Crusoe Cloud vs. Competitors
| Provider | Model | Best For |
|---|---|---|
| Crusoe Cloud | Energy-first, owns power-to-cloud stack | Large reserved GPU capacity, new-build AI campuses |
| CoreWeave | GPU-specialized neocloud (public) | Large-scale training and inference contracts |
| Baseten | Inference-focused platform | Deploying and auto-scaling models in production |
| Together AI | Open-model cloud | Fine-tuning and serving open-weight models |
The "neocloud" category — GPU-first clouds built specifically for AI rather than general computing — has become one of the most contested layers of the AI market. Crusoe's differentiator is going furthest upstream, into power generation and data-center construction, rather than renting capacity and reselling GPUs.
Pricing
- Per-hour NVIDIA GPU instances
- No long-term commitment
- Spin up and down as needed
- Discounted committed GPU clusters
- Guaranteed availability
- For sustained training and inference
- Purpose-built data-center capacity
- Multi-megawatt to multi-gigawatt
- For hyperscalers and frontier labs
Crusoe Cloud is priced like enterprise infrastructure: on-demand rates for smaller workloads, discounted reserved contracts for sustained use, and bespoke arrangements for the largest customers who effectively co-develop entire campuses. Exact rates are quoted per deal, so treat any headline per-hour figure as a starting point rather than a fixed price.
Company Details
| Attribute | Detail |
|---|---|
| Founded | 2018, Denver, Colorado |
| Leadership | Chase Lochmiller (CEO), Cully Cavness (COO) |
| Type | Private |
| Key backers | Founders Fund, NVIDIA, and others |
| Flagship project | Stargate — 1.2-gigawatt OpenAI campus, Abilene, Texas |
| Notable customers | OpenAI, Oracle, Meta, Microsoft |
Strengths
- Owns the binding constraint. By securing power first, Crusoe can bring AI capacity online where GPU-only clouds stall waiting for grid connections.

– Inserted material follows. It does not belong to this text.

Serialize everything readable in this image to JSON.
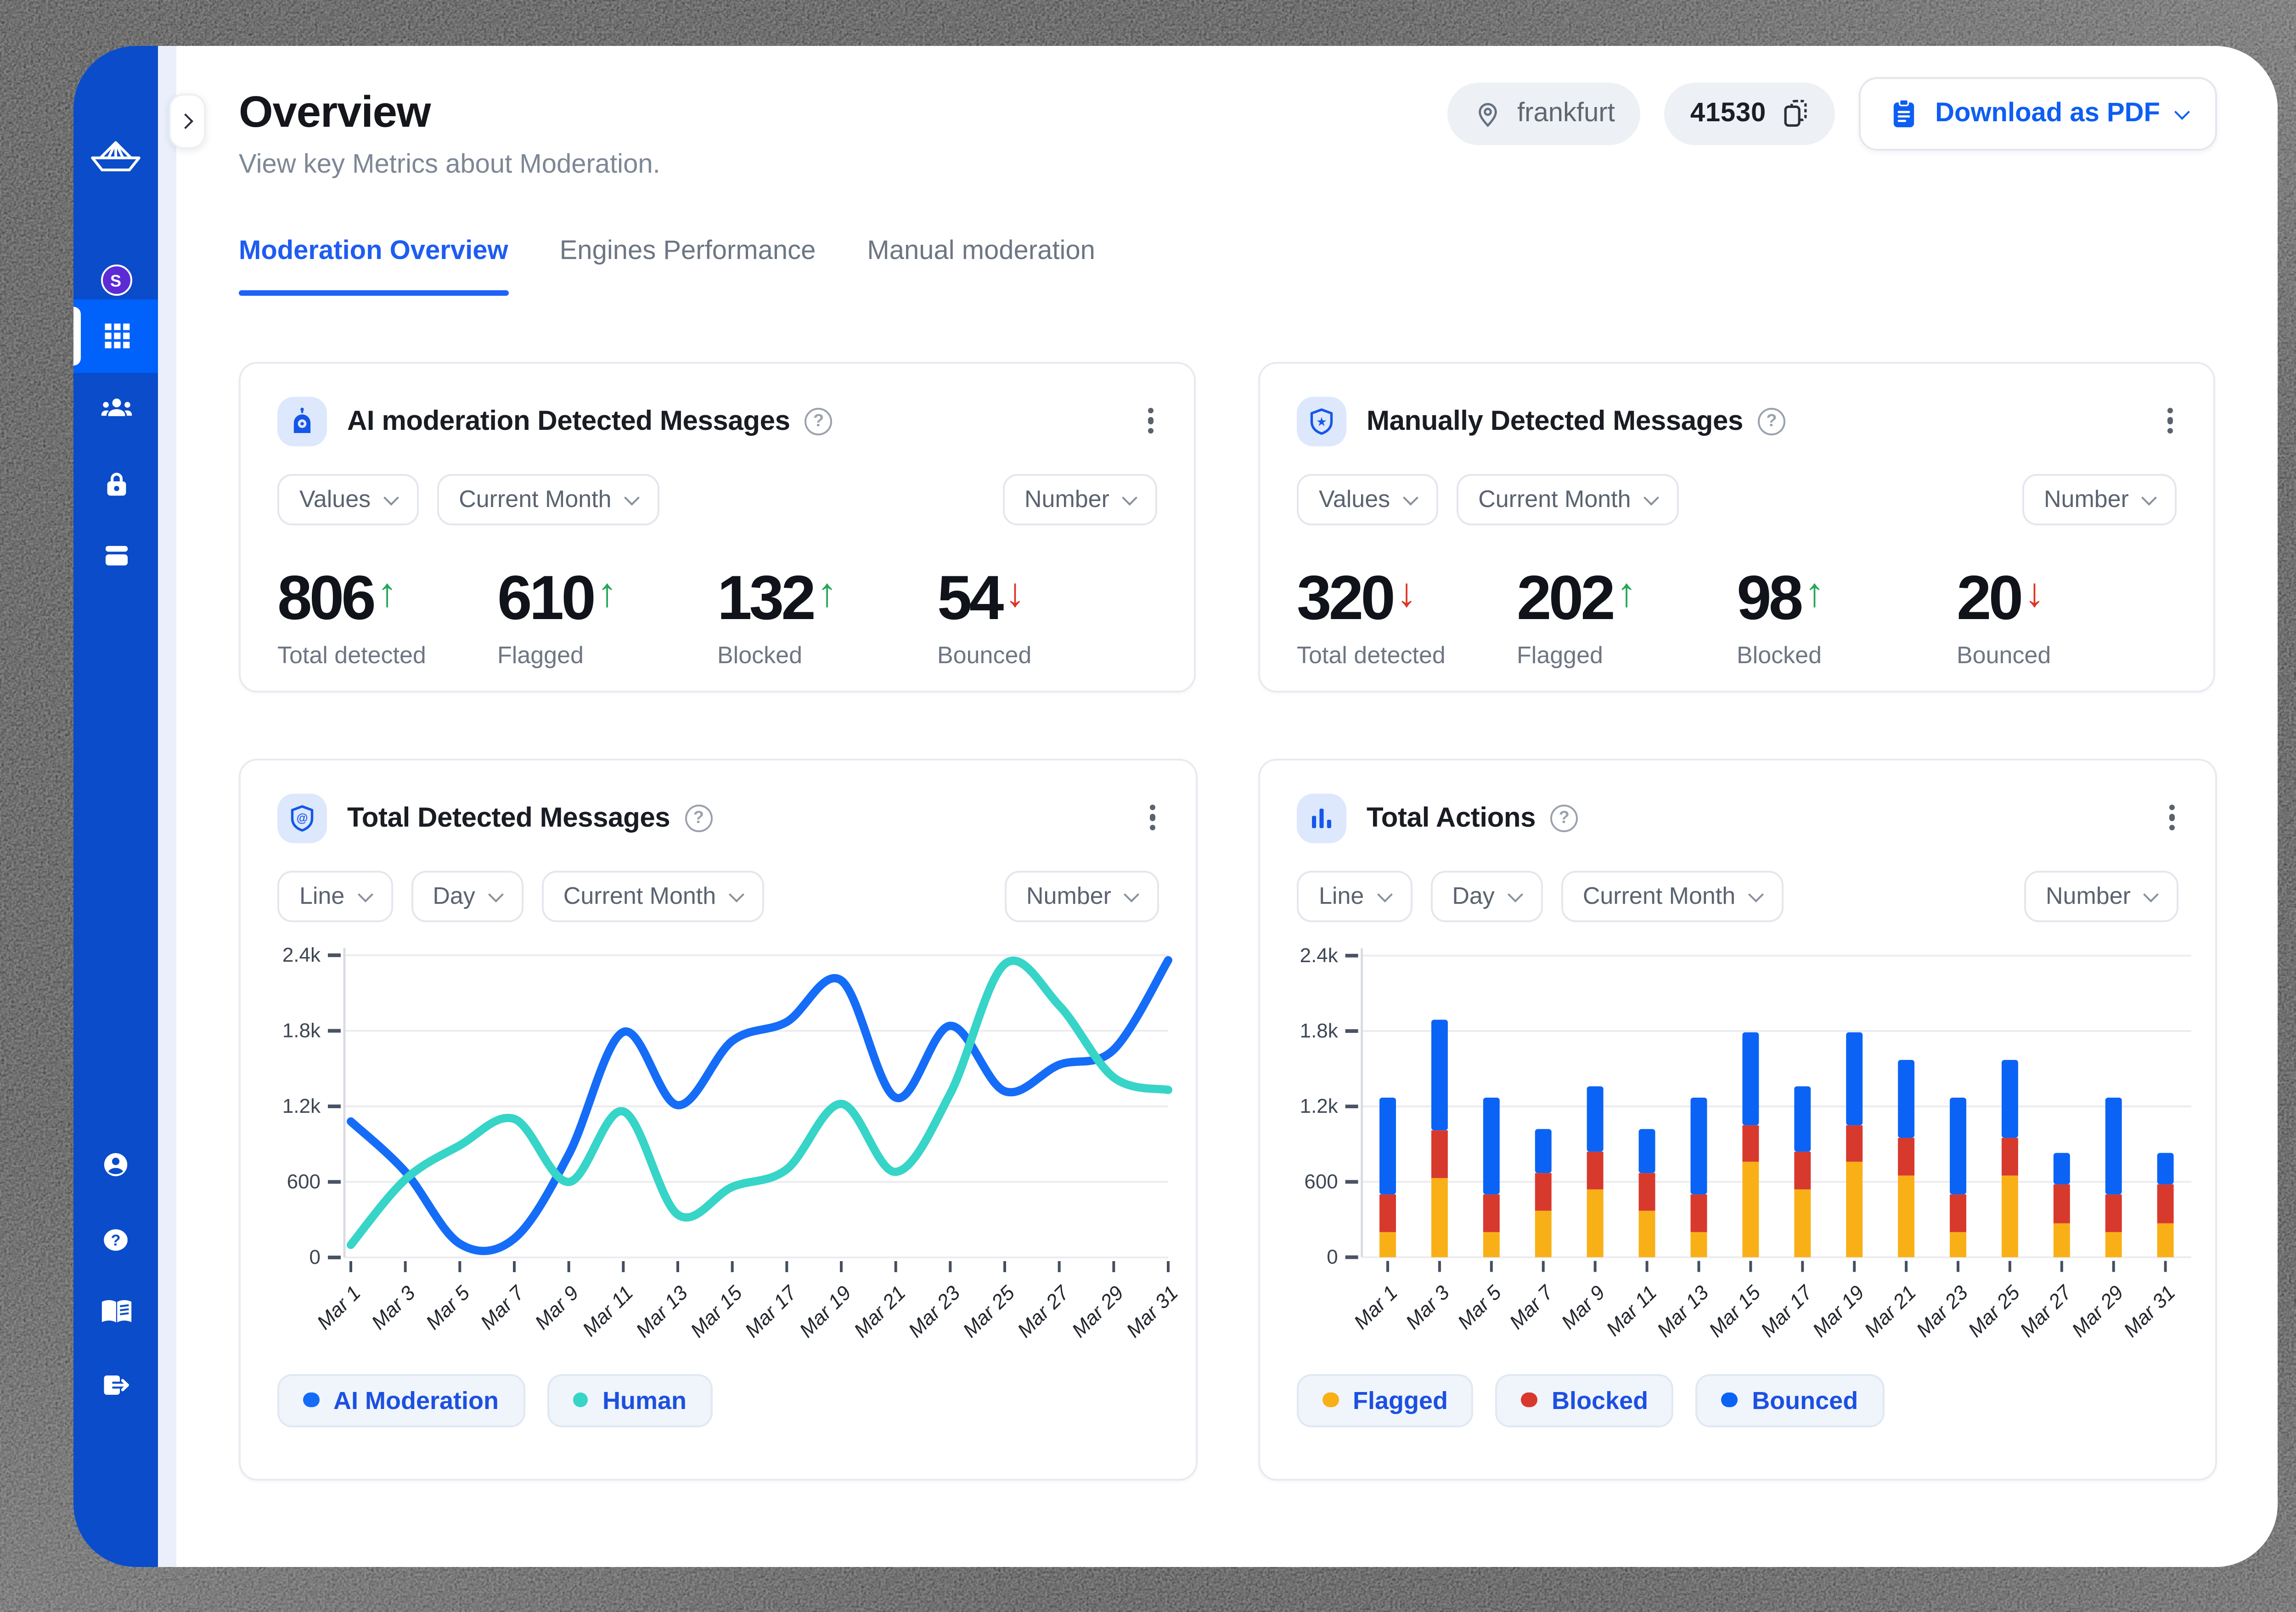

- Blue-chip demand. Contracts with OpenAI, Oracle, Meta, and Microsoft validate both the engineering and the scale.
- Vertical integration. Controlling generation-to-cloud captures margin at every layer and speeds up delivery.
Limitations and Considerations
- Capital intensity. Building gigawatt-scale data centers requires enormous, ongoing project financing; the business is exposed to interest rates and to any slowdown in AI compute demand.
- Customer concentration. A pipeline anchored by a handful of frontier labs and hyperscalers means a single customer's roadmap shift can move the whole plan.
- Not a self-serve developer tool. Unlike a chat app or an API you sign up for in minutes, Crusoe Cloud is enterprise infrastructure — most value shows up at large, contracted scale.
Key Takeaways
- Crusoe is an energy-first AI-infrastructure company; Crusoe Cloud is its managed NVIDIA GPU platform, built on data centers it develops from the power up.
- It is the lead developer of Stargate, OpenAI's 1.2-gigawatt Abilene, Texas campus, and supplies compute to OpenAI, Oracle, Meta, and Microsoft, with a stated pipeline exceeding 40 gigawatts.
- Its rise — and a reported mid-2026 round of about 3 billion dollars near a 30 billion dollar valuation — reflects a broader truth of the AI boom: the scarce resource is increasingly power and physical data centers, not just chips or models.